O Governo Americano teve conhecimento de todas essas iniciativas, exceto das negociações com Melik. O ex-Presidente Hoover, por sua vez, declarou às altas esferas de Washington de que a nomeação de Suzuki significava que os japoneses estavam dispostos a capitular. Em sua opinião, se lhes fossem oferecidas duas condições - a conservação do Imperador e a posterior organização de um governo liberal, de sua livre escolha - eles se submeteriam a quaisquer outras exigências. Hoover assinalou também que os EUA tinham oportunidade de fazer a paz sem as inevitáveis complicações soviéticas, uma vez que a Rússia não estava em guerra com o Japão. Ignoro que medidas tomou o Governo Americano entre maio e julho para se valer dessa oportunidade tão favorável que lhe foi oferecida. É óbvio, entretanto, que a bomba atômica não só induziu o Imperador a se render como não influiu no resultado final da guerra. 

Em 26 de julho foi conhecida a Declaração de Potsdam. Tanto o Imperador como os japoneses liberais consideraram-na  como base aceitável para a reedição, mas o Supremo Conselho discordou mais uma vez. A 6 e 9 de agosto, explodiram as bombas atômicas, e a Rússia declarou guerra ao Japão. No dia 9, o Supremo Conselho aceitou os termos de Potsdam Potsdam com quatro ressalvas -  que a Dinastia se mantivesse; que o Japão não fosse ocupado;  que o próprio Japão dirigisse o seu desarmamento e evacuação de tropas; e que ficasse a seu cargo o julgamento dos responsáveis pela guerra. 

Convencido de que essas condições não conseguiu sequer suspender os bombardeios aliados, Hirohito ordenou ao Supremo Conselho que voltasse a se reunir pouco antes da meia-noite, no seu palácio temporário - pequena casa construída sobre um dos mais profundos abrigos antiaéreos do Japão.

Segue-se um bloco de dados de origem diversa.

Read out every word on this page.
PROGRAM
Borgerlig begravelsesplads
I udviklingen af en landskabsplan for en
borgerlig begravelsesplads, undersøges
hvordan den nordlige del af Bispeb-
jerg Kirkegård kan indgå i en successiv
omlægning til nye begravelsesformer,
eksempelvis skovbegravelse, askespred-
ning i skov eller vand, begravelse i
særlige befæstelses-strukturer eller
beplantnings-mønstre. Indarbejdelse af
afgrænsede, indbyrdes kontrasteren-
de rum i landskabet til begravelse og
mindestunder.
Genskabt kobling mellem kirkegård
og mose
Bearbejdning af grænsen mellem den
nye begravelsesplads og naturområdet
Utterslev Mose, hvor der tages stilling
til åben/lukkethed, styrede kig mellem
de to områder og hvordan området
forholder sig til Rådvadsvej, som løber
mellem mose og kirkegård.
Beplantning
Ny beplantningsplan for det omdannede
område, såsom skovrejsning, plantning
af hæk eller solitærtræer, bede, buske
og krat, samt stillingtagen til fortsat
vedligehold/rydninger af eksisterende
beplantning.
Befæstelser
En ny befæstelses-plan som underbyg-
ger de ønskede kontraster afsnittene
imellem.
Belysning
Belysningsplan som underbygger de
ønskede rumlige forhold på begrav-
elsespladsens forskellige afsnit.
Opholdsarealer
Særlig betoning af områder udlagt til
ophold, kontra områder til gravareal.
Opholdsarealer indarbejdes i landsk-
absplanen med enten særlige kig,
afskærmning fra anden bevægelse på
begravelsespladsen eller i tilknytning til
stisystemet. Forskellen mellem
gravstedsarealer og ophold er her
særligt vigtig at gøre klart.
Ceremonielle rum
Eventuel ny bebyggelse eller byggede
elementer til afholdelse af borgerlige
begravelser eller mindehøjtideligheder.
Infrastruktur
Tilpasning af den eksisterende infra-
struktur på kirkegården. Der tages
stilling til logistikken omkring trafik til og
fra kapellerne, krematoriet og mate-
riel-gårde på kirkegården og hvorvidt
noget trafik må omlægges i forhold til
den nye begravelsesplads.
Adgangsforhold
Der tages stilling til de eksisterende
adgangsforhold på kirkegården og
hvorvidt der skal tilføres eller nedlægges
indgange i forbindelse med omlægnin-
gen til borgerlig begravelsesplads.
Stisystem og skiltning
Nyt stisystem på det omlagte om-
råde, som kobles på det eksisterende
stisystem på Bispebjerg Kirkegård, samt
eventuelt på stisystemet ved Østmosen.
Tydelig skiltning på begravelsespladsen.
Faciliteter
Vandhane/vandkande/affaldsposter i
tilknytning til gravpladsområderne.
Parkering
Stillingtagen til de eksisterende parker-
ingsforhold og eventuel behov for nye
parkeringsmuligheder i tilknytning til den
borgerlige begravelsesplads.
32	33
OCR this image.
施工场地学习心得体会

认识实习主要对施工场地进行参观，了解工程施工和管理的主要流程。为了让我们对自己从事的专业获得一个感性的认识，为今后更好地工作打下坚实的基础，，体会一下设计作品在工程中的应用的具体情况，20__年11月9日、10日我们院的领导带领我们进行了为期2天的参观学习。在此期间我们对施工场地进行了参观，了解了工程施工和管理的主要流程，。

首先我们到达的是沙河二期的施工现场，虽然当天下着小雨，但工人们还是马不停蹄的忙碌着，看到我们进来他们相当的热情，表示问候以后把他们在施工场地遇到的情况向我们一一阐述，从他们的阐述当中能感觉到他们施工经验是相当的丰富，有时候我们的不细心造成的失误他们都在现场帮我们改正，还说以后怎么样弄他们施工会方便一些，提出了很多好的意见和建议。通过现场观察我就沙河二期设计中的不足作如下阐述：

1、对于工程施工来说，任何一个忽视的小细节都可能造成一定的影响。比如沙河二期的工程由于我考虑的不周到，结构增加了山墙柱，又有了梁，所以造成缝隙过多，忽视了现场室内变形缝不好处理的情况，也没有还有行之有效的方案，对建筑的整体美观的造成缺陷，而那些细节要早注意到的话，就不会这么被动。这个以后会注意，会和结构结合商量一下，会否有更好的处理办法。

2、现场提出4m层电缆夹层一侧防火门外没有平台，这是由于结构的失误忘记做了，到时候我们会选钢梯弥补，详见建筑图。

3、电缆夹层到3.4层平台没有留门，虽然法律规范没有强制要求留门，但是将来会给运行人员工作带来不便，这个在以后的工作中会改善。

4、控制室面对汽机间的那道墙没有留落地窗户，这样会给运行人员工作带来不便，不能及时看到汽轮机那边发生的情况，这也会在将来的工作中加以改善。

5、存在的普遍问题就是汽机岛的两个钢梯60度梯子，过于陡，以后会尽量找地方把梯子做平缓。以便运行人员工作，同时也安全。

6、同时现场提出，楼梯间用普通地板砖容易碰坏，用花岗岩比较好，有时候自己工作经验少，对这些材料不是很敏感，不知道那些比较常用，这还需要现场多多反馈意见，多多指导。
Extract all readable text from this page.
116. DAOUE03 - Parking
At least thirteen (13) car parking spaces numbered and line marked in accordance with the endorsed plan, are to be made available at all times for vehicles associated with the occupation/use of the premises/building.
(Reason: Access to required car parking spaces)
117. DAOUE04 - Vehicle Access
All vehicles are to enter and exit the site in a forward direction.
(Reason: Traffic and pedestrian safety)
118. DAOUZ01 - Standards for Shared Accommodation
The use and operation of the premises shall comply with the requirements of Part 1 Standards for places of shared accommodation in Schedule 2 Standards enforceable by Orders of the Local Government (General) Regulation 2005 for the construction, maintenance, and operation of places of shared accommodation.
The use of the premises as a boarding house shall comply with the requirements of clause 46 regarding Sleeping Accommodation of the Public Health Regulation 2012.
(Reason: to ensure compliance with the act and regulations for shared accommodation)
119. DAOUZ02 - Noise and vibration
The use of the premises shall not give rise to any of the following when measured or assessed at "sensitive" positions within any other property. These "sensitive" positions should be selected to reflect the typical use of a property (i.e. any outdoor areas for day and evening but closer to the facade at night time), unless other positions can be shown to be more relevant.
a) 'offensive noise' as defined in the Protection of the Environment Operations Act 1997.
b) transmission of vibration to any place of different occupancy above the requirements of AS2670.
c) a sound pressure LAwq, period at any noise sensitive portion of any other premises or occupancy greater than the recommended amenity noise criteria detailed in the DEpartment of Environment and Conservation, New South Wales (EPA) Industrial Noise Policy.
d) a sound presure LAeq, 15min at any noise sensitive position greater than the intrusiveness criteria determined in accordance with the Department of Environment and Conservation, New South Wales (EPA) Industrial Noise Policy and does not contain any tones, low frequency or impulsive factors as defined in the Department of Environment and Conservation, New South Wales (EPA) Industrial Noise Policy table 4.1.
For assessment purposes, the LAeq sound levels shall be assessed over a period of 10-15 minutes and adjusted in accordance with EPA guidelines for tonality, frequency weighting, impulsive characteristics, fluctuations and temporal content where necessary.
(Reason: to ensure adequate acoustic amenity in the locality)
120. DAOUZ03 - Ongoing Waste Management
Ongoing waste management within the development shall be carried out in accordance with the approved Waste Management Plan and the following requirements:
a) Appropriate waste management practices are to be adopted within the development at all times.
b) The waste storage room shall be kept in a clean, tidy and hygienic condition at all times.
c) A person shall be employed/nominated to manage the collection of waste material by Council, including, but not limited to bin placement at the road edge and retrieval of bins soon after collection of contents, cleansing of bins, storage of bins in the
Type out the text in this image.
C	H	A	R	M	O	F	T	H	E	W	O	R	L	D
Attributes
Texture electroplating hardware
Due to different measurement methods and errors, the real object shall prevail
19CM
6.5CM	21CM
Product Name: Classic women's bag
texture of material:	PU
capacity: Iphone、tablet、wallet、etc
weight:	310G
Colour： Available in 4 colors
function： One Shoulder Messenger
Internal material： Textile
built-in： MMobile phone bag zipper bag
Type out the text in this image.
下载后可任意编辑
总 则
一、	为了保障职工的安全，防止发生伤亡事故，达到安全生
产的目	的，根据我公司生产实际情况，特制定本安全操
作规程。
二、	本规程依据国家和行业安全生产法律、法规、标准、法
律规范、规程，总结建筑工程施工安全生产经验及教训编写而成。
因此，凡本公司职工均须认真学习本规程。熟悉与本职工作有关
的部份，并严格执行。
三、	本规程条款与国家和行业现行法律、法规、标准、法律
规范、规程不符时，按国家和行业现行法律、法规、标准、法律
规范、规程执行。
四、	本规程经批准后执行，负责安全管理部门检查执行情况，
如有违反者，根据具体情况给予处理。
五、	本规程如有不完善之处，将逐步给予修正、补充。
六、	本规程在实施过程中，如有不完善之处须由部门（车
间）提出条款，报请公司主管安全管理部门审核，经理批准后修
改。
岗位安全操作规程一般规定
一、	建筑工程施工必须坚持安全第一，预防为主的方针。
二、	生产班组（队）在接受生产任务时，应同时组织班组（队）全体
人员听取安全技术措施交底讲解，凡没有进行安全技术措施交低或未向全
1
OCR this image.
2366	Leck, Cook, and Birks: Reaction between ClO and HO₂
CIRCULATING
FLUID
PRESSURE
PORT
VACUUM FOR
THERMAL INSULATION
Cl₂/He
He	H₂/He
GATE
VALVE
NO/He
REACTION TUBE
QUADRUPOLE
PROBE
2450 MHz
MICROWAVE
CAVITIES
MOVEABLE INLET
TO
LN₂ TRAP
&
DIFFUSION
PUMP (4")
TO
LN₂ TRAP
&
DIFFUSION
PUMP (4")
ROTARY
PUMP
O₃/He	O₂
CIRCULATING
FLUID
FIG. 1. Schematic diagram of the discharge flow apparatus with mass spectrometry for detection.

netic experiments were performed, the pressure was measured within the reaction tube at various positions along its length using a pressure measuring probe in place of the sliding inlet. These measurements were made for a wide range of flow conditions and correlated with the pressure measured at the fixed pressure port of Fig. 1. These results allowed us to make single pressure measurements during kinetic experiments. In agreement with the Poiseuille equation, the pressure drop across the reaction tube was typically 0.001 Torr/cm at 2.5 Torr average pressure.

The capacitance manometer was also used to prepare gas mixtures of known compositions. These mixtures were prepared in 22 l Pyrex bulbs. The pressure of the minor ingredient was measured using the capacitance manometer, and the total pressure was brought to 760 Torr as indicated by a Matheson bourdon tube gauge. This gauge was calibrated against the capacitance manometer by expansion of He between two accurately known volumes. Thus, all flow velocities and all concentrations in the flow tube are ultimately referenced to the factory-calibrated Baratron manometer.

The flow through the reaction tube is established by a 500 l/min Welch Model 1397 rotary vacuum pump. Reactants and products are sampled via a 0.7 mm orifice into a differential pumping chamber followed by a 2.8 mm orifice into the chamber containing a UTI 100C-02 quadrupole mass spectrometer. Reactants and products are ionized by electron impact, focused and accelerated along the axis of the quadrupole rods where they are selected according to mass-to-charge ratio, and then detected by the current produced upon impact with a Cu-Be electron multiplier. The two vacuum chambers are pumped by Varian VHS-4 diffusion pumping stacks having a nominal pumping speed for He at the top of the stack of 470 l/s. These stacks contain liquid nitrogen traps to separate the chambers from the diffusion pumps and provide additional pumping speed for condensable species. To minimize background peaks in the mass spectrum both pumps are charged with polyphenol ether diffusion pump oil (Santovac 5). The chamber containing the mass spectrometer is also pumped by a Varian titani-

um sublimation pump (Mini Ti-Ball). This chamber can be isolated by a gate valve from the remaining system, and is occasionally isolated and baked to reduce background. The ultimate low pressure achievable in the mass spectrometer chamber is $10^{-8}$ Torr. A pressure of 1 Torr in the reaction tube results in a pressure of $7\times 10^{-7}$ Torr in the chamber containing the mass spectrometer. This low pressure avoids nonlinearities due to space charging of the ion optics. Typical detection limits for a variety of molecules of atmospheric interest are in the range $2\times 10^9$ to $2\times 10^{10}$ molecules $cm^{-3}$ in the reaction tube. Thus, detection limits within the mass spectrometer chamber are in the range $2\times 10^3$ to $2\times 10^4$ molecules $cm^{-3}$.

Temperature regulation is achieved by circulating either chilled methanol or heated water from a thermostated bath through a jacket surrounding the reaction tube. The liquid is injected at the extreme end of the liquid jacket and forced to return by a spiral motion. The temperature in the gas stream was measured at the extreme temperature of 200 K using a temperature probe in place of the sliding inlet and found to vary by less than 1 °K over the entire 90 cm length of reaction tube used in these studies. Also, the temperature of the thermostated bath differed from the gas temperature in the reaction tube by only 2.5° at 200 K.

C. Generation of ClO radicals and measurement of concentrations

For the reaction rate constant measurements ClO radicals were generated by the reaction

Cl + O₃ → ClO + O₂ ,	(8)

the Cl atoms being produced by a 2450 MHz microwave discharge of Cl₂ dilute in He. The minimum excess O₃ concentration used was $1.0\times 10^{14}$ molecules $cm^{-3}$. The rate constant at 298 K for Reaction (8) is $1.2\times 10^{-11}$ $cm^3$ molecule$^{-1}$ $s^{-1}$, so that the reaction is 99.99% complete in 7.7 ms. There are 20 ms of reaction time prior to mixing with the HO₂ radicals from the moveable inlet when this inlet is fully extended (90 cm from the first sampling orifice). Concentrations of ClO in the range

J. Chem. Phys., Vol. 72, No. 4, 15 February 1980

E foi nessa desolada Tóquio, iluminada apenas pelos braseiros que de dia e de noite  fumegavam em toda a cidade, que começou o mais impressionante debate da história do Japão. A noite estava quente e úmida; os mosquitos, saídos do fosso de água estagnada à volta do prédio, zumbiam inoportunos sobre a mesa, quando os líderes do Japão para ela se acercaram, suando, abalados e trêmulos. Estavam presentes o Imperador, seis membros do Supremo Conselho e o Barão Kuchiro-Hiranuma, presidente do Conselho Privado.

Um após o outro, os 3 chefes militares do Conselho - o Ministro da Guerra, Korechika Anami; o Chefe do Estado-Maior do Exército, General Yoshijiro Umezu; o Chefe do Estado-Maior da Armada, Almirante Soemu Toyoda - manifestaram-se contra a capitulação. Haviam perdido o ar taciturno e a calma estoica. Choravam. A rendição lhes  parecia inconcebível. Avante! Frenéticos, suas vozes estridentes clamavam por nova dilação. O velho Primeiro-Ministro Suzuki, tremendo de emoção, mas peremptório, pediu que fosse a matéria a votos. Com 2 balas no corpo a lhe lembrar que o atentado dos extremistas, 10 anos antes, não ignorava que o fanatismo dos militares poderia, facilmente, precipitar um golpe de Estado e a morte de todos os que deles discordassem. Suzuki, entretanto, foi implacável. Um a um, votaram os presentes. Os três militares mantiveram-se irredutivelmente contrários à rendição, a menos que a mesma não implicasse a ocupação do país e lhes fosse dado desarmar as suas tropas. Dos 7, apenas 4 - Suzuki; o Ministro do Exterior, Shigenori Togo; o Ministro da Marinha, Mitsumara Yonai; e o Baão Hiranuma - votaram pela rendição, sob condição única de ser mantida a dinastia do Imperador.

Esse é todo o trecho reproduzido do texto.